My research spans computational social science, social movements, and quantitative methods.
My dissertation identifies, describes and explains political protests in China using social media data. Datasets about protest events in authoritarian have been scant. In the first chapter of my dissertation, I use the state-of-art deep learning methods with both image and text data to identify 200,000 offline collective action events in China from 2011 - 2017 from 9.5 Million Weibo (Chinese Twitter) posts. With this unique dataset, the second chapter of my dissertation characterizes the prevalence, trends, geographical distribution, issues, tactics of the protests in China and their interaction with the police.
The third chapter of my dissertation then explains why some grievances in China turned out to be protests and others fail, by comparing matched cases of grievance, some of which became protests and others remained as grievances.
Data from Twitter have been employed in prior research to study the impacts of events. Conventionally, researchers use keyword-based samples of tweets to create a panel of Twitter users who mention event-related keywords during and after an event. However, the keyword-based sampling is limited in its objectivity dimension of data and information quality. First, the technique suﬀers from selection bias since users who discuss an event are already more likely to discuss event-related topics beforehand. Second, there are no viable control groups for comparison to a keyword-based sample of Twitter users. We propose an alternative sampling approach to construct panels of users deﬁned by their geolocation. Geolocated panels are exogenous to the keywords in users’ tweets, resulting in less selection bias than the keyword panel method. Geolocated panels allow us to follow within-person changes over time and enable the creation of comparison groups. We compare diﬀerent panels in two real-world settings: response to mass shootings and TV advertising. We ﬁrst show the strength of the selection biases of keyword-panels. Then, we empirically illustrate how geolocated panels reduce selection biases and allow meaningful comparison groups regarding the impact of the studied events. We are the ﬁrst to provide a clear, empirical example of how a better panel-selection design, based on an exogenous variable such as geography, both reduces selection bias compared to the current state of the art and increases the value of Twitter research for studying events. While we advocate for the use of geolocated panels, we also discuss its weaknesses and application scenario seriously. This paper also calls attention to the importance of selection bias in impacting the objectivity of social media data.
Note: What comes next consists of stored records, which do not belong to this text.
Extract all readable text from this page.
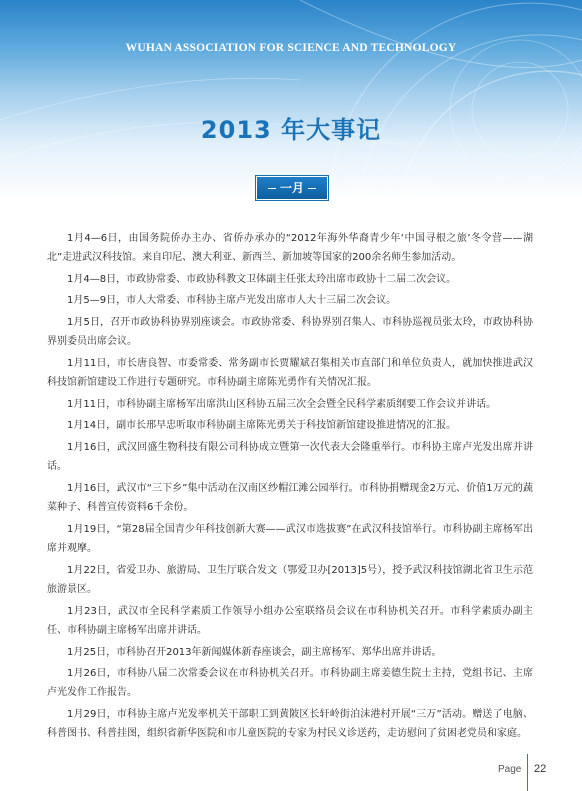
1001010100010100
0101001000101001
10100010011
WUHAN ASSOCIATION FOR SCIENCE AND TECHNOLOGY
2013 年大事记
一月

1月4—6日，由国务院侨办主办、省侨办承办的“2012年海外华裔青少年‘中国寻根之旅’冬令营——湖北”走进武汉科技馆。来自印尼、澳大利亚、新西兰、新加坡等国家的200余名师生参加活动。

1月4—8日，市政协常委、市政协科教文卫体副主任张太玲出席市政协十二届二次会议。

1月5—9日，市人大常委、市科协主席卢光发出席市人大十三届二次会议。

1月5日，召开市政协科协界别座谈会。市政协常委、科协界别召集人、市科协巡视员张太玲，市政协科协界别委员出席会议。

1月11日，市长唐良智、市委常委、常务副市长贾耀斌召集相关市直部门和单位负责人，就加快推进武汉科技馆新馆建设工作进行专题研究。市科协副主席陈光勇作有关情况汇报。

1月11日，市科协副主席杨军出席洪山区科协五届三次全会暨全民科学素质纲要工作会议并讲话。

1月14日，副市长邢早忠听取市科协副主席陈光勇关于科技馆新馆建设推进情况的汇报。

1月16日，武汉回盛生物科技有限公司科协成立暨第一次代表大会隆重举行。市科协主席卢光发出席并讲话。

1月16日，武汉市“三下乡”集中活动在汉南区纱帽江滩公园举行。市科协捐赠现金2万元、价值1万元的蔬菜种子、科普宣传资料6千余份。

1月19日，“第28届全国青少年科技创新大赛——武汉市选拔赛”在武汉科技馆举行。市科协副主席杨军出席并观摩。

1月22日，省爱卫办、旅游局、卫生厅联合发文（鄂爱卫办[2013]5号），授予武汉科技馆湖北省卫生示范旅游景区。

1月23日，武汉市全民科学素质工作领导小组办公室联络员会议在市科协机关召开。市科学素质办副主任、市科协副主席杨军出席并讲话。

1月25日，市科协召开2013年新闻媒体新春座谈会，副主席杨军、郑华出席并讲话。

1月26日，市科协八届二次常委会议在市科协机关召开。市科协副主席姜德生院士主持，党组书记、主席卢光发作工作报告。

1月29日，市科协主席卢光发率机关干部职工到黄陂区长轩岭街泊沫港村开展“三万”活动。赠送了电脑、科普图书、科普挂图，组织省新华医院和市儿童医院的专家为村民义诊送药，走访慰问了贫困老党员和家庭。

Page 22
Protest event analysis is an important method for the study of collective action and social movements, which typically draws on traditional media reports as the data source. We introduce Collective Action from Social Media (CASM)—a system that uses convolutional neural networks on image data and recurrent neural networks with long short-term memory on text data in a two-stage classiﬁer to identify collective action events occurring ofﬂine. We implement CASM on Chinese social media data and identify 142,427 collective action events from 2010 to 2017 (CASM-China). We extensively evaluate the performance of CASM through cross-validation, out-of-sample validation, and comparisons with other Chinese protest datasets. We assess the impact of online censorship, and ﬁnd that it does not substantially limit our identiﬁcation of events. Compared to other datasets of protests, CASM-China identiﬁes relatively more rural, land-related protests, but identiﬁes few collective action events related to ethnic and religious conﬂict.
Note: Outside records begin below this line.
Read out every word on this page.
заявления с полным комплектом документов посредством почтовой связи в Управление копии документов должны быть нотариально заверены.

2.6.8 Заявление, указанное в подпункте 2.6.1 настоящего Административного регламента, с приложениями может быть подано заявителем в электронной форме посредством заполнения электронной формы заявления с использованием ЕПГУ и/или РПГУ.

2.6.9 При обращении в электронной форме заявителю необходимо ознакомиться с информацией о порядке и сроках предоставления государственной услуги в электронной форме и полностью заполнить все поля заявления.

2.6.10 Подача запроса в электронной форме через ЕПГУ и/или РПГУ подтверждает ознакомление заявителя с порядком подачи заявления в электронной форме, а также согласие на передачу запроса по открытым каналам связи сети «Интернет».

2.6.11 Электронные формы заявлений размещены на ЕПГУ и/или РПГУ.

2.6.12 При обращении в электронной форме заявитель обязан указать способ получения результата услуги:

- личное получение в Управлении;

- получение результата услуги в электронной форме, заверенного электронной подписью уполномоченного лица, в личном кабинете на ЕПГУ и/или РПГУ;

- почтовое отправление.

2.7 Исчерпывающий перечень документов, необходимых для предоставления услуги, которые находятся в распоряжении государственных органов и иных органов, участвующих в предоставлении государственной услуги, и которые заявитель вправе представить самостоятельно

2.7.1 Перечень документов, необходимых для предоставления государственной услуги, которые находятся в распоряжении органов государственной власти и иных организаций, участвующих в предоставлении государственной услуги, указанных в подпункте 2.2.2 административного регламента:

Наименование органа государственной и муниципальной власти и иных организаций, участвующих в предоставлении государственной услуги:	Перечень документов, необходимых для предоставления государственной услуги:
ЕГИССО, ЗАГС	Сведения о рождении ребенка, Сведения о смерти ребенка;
Mayer N. Zald Distinguished Contribution to Scholarship Student Paper Award from the Section on Collective Behavior and Social Movements of ASA.
How does political protests impact the political behaviors and attitudes of citizens of another regime?
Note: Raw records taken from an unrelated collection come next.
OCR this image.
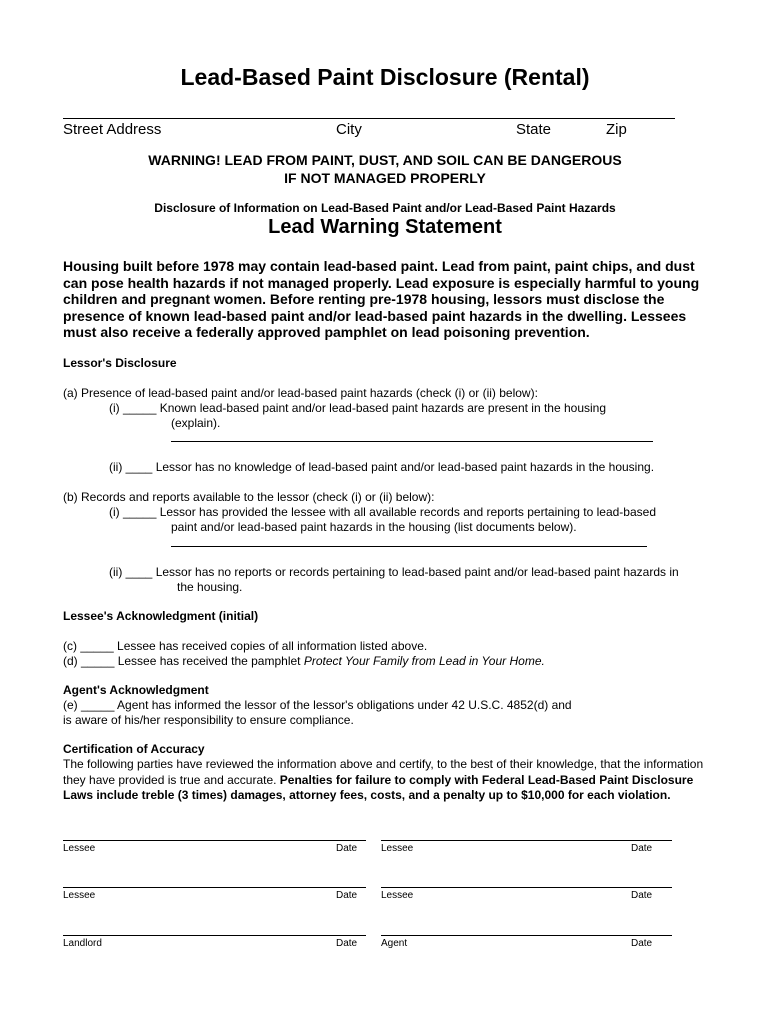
Lead-Based Paint Disclosure (Rental)
Street Address	City	State	Zip
WARNING! LEAD FROM PAINT, DUST, AND SOIL CAN BE DANGEROUS
IF NOT MANAGED PROPERLY
Disclosure of Information on Lead-Based Paint and/or Lead-Based Paint Hazards
Lead Warning Statement
Housing built before 1978 may contain lead-based paint. Lead from paint, paint chips, and dust can pose health hazards if not managed properly. Lead exposure is especially harmful to young children and pregnant women. Before renting pre-1978 housing, lessors must disclose the presence of known lead-based paint and/or lead-based paint hazards in the dwelling. Lessees must also receive a federally approved pamphlet on lead poisoning prevention.
Lessor's Disclosure
(a) Presence of lead-based paint and/or lead-based paint hazards (check (i) or (ii) below):
(i) _____ Known lead-based paint and/or lead-based paint hazards are present in the housing
(explain).
(ii) ____ Lessor has no knowledge of lead-based paint and/or lead-based paint hazards in the housing.
(b) Records and reports available to the lessor (check (i) or (ii) below):
(i) _____ Lessor has provided the lessee with all available records and reports pertaining to lead-based
paint and/or lead-based paint hazards in the housing (list documents below).
(ii) ____ Lessor has no reports or records pertaining to lead-based paint and/or lead-based paint hazards in
the housing.
Lessee's Acknowledgment (initial)
(c) _____ Lessee has received copies of all information listed above.
(d) _____ Lessee has received the pamphlet Protect Your Family from Lead in Your Home.
Agent's Acknowledgment
(e) _____ Agent has informed the lessor of the lessor's obligations under 42 U.S.C. 4852(d) and
is aware of his/her responsibility to ensure compliance.
Certification of Accuracy
The following parties have reviewed the information above and certify, to the best of their knowledge, that the information they have provided is true and accurate. Penalties for failure to comply with Federal Lead-Based Paint Disclosure Laws include treble (3 times) damages, attorney fees, costs, and a penalty up to $10,000 for each violation.
Lessee	Date Lessee	Date
Lessee	Date Lessee	Date
Landlord	Date Agent	Date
Existing theories imply a positive effect, but conventional data collection methods are unable to answer this question because of their difficulty in identifying witnesses, constructing counterfactuals, and obtaining pre-protest political behaviors. In this paper, I estimate the causal effect of 8 protests in Hong Kong from 2012--14 on political discussions and attitudes toward democray among visitors from mainland China. I treat the 8 protests as natural experiments, which create exogenous variations between treatment groups who were at Hong Kong when protest occurred and control groups who left Hong Kong just before the protests. Using difference-in-differences estimators, I find that physical presence at the scene of the protests caused a dramatic increase on witnesses' frequency of political discussions and their support for democracy, but such increase is limited to those who already discussed politics frequently and showed support for democracy. On the other hand, just being present at Hong Kong when protest occurred leads to a decrease in the frequency of political discussions and support for attitudes for Chinese visitors.
The results are robust in a replication test based on protests in Taiwan and three placebo tests.
This paper has implications for the use of social media data to study the unintended consequences of social movements.
Manuscripts In Preperation
"The Landscape of Collective Action in China"
"What Distinguish Protests From Potential Protests?"